The KV Cache — How LLM Inference Works
One token at a time — and the work that repeats
An LLM writes its reply one token at a time: predict a token, append it, run the model again. The catch is in the "run again". To pick token 1001, attention needs the key and value vectors of all 1000 tokens before it — in every layer, in every head. Recompute those from scratch on every step and generation becomes quadratically wasteful: each step redoes everything the last step already did, plus one more token.
The new token's query is compared against the keys of every earlier token, then blends their values. No keys and values, no attention.
Tokens only attend backwards, so token 17's K and V come out identical on every step. Recomputing them buys nothing.
Step n redoes n tokens' worth of K/V work. Summed over a reply, the waste grows with the square of the length.
Because of the causal mask, a past token's keys and values are frozen. Anything frozen and reused is begging to be computed once and stored.
The fix: cache the keys and values
That stored copy is the KV cache. The first time a token passes through the model, its K and V vectors — one pair per layer, per attention head — are saved. From then on, generating a new token means computing only that token's Q, K and V, attending its query against all the stored keys and values, and appending its own K/V pair to the cache. One column of new work per step, no matter how long the sequence has grown.
Every token contributes one K and one V vector to every layer's every KV head. That whole block of memory is the cache.
A token's Q is used once — to attend from that token at that step — and thrown away. Only K and V are ever read again.
The new token computes its own column and reads the rest. Compute per step is constant; memory traffic grows with context.
Prefill and decode — the two phases of every request
Every request you send to an LLM goes through the same two phases, and they behave completely differently. First the model has to ingest your prompt and build the cache for it; then it can start generating.
The whole prompt is processed in one parallel pass — all tokens at once, filling the cache in bulk. GPUs love this: huge matrix multiplies, fast per token. Its duration is the time to first token.
Generation appends one token per step. Each step does little math but must read the entire cache from GPU memory, so the bottleneck is bandwidth, not FLOPs. This sets your tokens-per-second.
A long prompt means a long prefill — a noticeable pause before the first word. But once decoding starts, the streaming speed barely depends on how big the prompt was.
Prefill cost scales with prompt length, so a 100-page prompt makes you wait. Decode cost per step is roughly "read the cache once" — longer context makes each step a bit heavier on memory, but nothing like recomputing it. The KV cache is exactly what decouples the two.
Watch the cache at work
The grid below is the KV cache itself — one column per token, one row per layer. Watch naive generation relight the whole grid every step, the cache reduce each step to a single column, prefill fill the grid in one parallel pass, decode append columns one at a time, and finally the memory bill grow until it dwarfs the model's own weights.
The bill: a cache that grows with everything
The cache trades compute for memory, and the memory side is brutal. Its size is roughly 2 (K and V) × layers × KV heads × head dim × tokens × bytes per value — linear in context length, multiplied by everything about the model's shape. This is the real reason long context is expensive: a long conversation isn't just slower to prefill, it permanently occupies gigabytes of GPU memory that could be serving other users.
A 70B-class model with full multi-head attention: 80 layers × 64 heads × 128 dims × 2 (K and V) × 2 bytes ≈ 2.6 MB per token. At a 128k-token context that's roughly 335 GB of cache — more than twice the fp16 weights themselves. Untenable, which is why modern architectures attack the cache directly.

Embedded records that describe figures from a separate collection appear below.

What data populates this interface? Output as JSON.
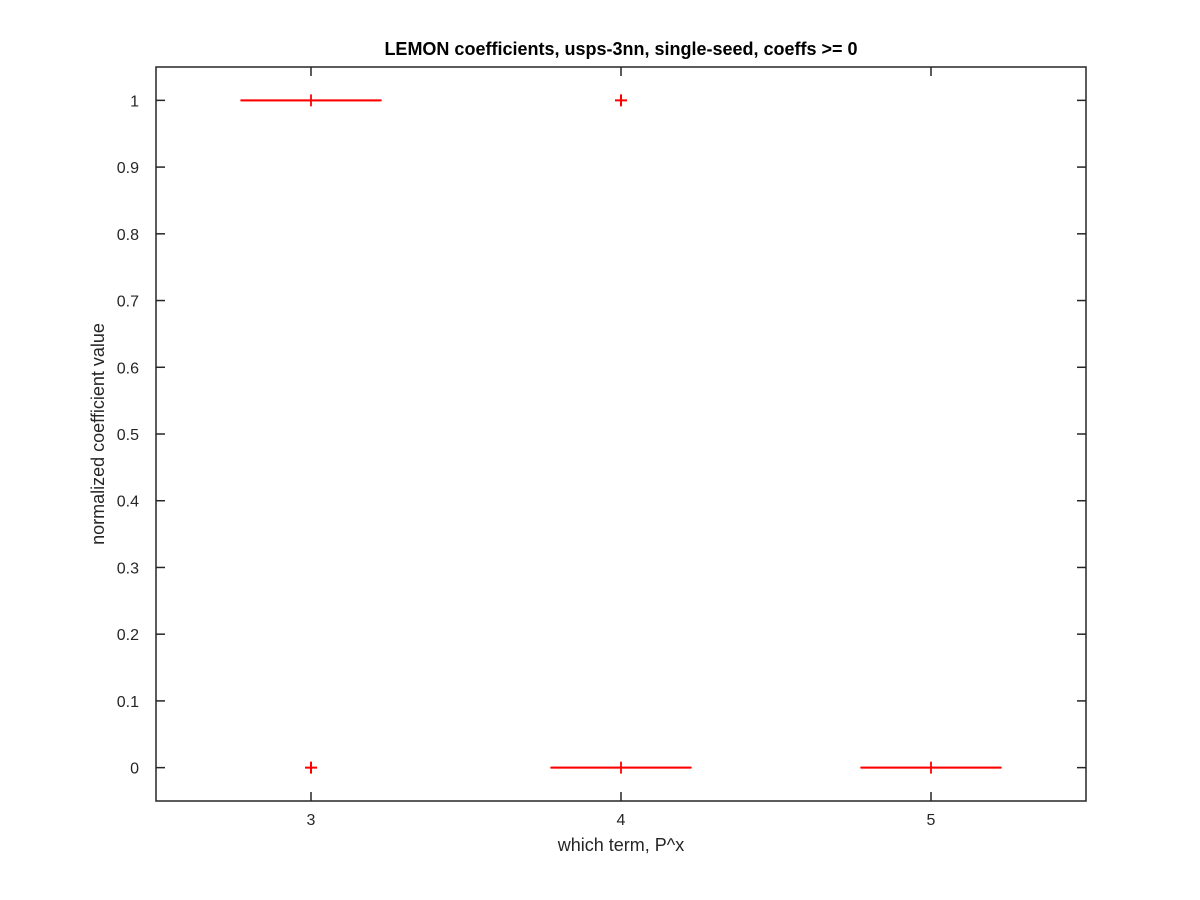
{
  "chart_data": {
    "type": "boxplot",
    "title": "LEMON coefficients, usps-3nn, single-seed, coeffs >= 0",
    "xlabel": "which term, P^x",
    "ylabel": "normalized coefficient value",
    "categories": [
      "3",
      "4",
      "5"
    ],
    "boxes": [
      {
        "category": "3",
        "q1": 1,
        "median": 1,
        "q3": 1,
        "whisker_low": 1,
        "whisker_high": 1,
        "outliers": [
          0
        ]
      },
      {
        "category": "4",
        "q1": 0,
        "median": 0,
        "q3": 0,
        "whisker_low": 0,
        "whisker_high": 0,
        "outliers": [
          1
        ]
      },
      {
        "category": "5",
        "q1": 0,
        "median": 0,
        "q3": 0,
        "whisker_low": 0,
        "whisker_high": 0,
        "outliers": []
      }
    ],
    "xlim": [
      2.5,
      5.5
    ],
    "ylim": [
      -0.05,
      1.05
    ],
    "yticks": [
      0,
      0.1,
      0.2,
      0.3,
      0.4,
      0.5,
      0.6,
      0.7,
      0.8,
      0.9,
      1
    ],
    "ytick_labels": [
      "0",
      "0.1",
      "0.2",
      "0.3",
      "0.4",
      "0.5",
      "0.6",
      "0.7",
      "0.8",
      "0.9",
      "1"
    ],
    "grid": false,
    "colors": {
      "box": "#ff0000",
      "outlier": "#ff0000",
      "axes": "#262626"
    }
  }
}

Every token in context adds a column to the cache, in every layer. Double the context, double the memory — forever, until the request ends.
Grouped-query attention lets a group of query heads share one K/V head. 8 KV heads instead of 64 cuts the cache 8× with little quality loss — now standard in Llama, Mistral and most open models.
Multi-head latent attention (DeepSeek) stores a small compressed latent per token and reconstructs K/V on the fly — shrinking the cache far below even GQA. More in open-source LLM architectures.
Serving tricks built around the cache
Once you see inference as "managing a giant per-request cache", most of modern LLM serving clicks into place. These four ideas are what let one GPU cluster serve thousands of simultaneous chats.
Store the cache in fixed-size pages instead of one contiguous block — exactly like virtual memory in an OS. No giant up-front allocation, no fragmentation, near-100% memory utilisation.
Decode steps from many requests run together. The moment one reply finishes, a waiting request slots into the freed decode slot mid-batch — instead of the whole batch draining first.
Thousands of requests share the same system prompt, so keep its K/V around and skip that part of prefill entirely. This is why providers bill cached input tokens far cheaper than fresh ones.
Store K and V in 8 or even 4 bits instead of 16 — the same trick as weight quantization, applied to the cache. Halves or quarters the memory for a small accuracy cost.
Time-to-first-token is prefill. Tokens-per-second is decode. Cheap "cached input" tokens are prefix caching. Long-context surcharges are the KV cache eating GPU memory. One data structure explains the whole bill.